Im Merseburger Dom gebe es insgesamt rund 400 Quadratmeter Glasfläche. Die Glasgeschichte des Bauwerks reiche vom 13. bis zum 20. Jahrhundert, so Gärlich. Es seien herausragende Zeugnisse der Glasmalerei. Durch Zerstörungen im Zweiten Weltkrieg seien einmalige Glasfenster verloren gegangen, Reste seien noch in den Maßwerken der Langschiffe an der Südseite zu sehen, betonte er. In den späten 40er Jahren des vorigen Jahrhunderts schuf der Künstler Charles Crodel mit der Glasfirma Müller aus Quedlinburg die drei Fenster im Chor des Domes. Derzeit restauriert Gärlichs Firma "Domglas Naumburg", die inzwischen die Tochter leitet, noch Schiffsfenster an der Dom-Nordseite. Er könne nicht einfach aufhören, sagte der Experte, der seit 50 Jahren im Beruf ist. Wenn man mit der Arbeit fertig sei, der Kunde dann sage, was haben sie gemacht, man sieht ja gar nichts, dann sei es gut gewesen, beschrieb Gärlich seine Mühen um Perfektion.
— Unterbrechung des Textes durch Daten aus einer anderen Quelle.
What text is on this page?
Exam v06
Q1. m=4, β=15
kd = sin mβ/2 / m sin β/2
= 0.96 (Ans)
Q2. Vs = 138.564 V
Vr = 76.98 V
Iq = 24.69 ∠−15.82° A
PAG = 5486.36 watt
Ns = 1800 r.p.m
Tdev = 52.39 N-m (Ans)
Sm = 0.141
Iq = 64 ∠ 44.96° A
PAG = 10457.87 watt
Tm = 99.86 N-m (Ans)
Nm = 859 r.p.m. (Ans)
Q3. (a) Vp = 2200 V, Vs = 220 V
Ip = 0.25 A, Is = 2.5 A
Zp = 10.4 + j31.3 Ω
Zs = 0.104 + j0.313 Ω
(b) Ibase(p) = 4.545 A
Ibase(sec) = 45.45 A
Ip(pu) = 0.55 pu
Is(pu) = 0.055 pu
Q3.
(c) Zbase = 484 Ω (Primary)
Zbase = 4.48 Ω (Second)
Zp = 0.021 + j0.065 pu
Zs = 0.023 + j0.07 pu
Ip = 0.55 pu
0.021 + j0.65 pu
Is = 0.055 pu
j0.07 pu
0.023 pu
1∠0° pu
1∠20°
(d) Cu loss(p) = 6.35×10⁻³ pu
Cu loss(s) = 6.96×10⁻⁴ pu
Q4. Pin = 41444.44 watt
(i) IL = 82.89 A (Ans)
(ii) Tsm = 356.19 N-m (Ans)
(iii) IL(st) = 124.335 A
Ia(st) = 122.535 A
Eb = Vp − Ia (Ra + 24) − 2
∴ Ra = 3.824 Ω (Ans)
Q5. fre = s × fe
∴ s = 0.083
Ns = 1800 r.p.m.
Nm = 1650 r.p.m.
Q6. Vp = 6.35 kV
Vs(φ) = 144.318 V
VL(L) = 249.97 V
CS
Der Glasexperte verwies auch auf die derzeit im Naumburger Dom stattfindende Sonderschau zu "Glanzlichtern der Naumburger Glasmalerei", die anlässlich der 150-jährigen Tradition des Handwerks in der Stadt bis Januar gezeigt wird. Zugleich ist im Gotischen Haus in Wörlitz eine beeindruckende Glassammlung des einstigen Fürsten Franz zu sehen - mit historischem Glas aus mehreren Jahrhunderten.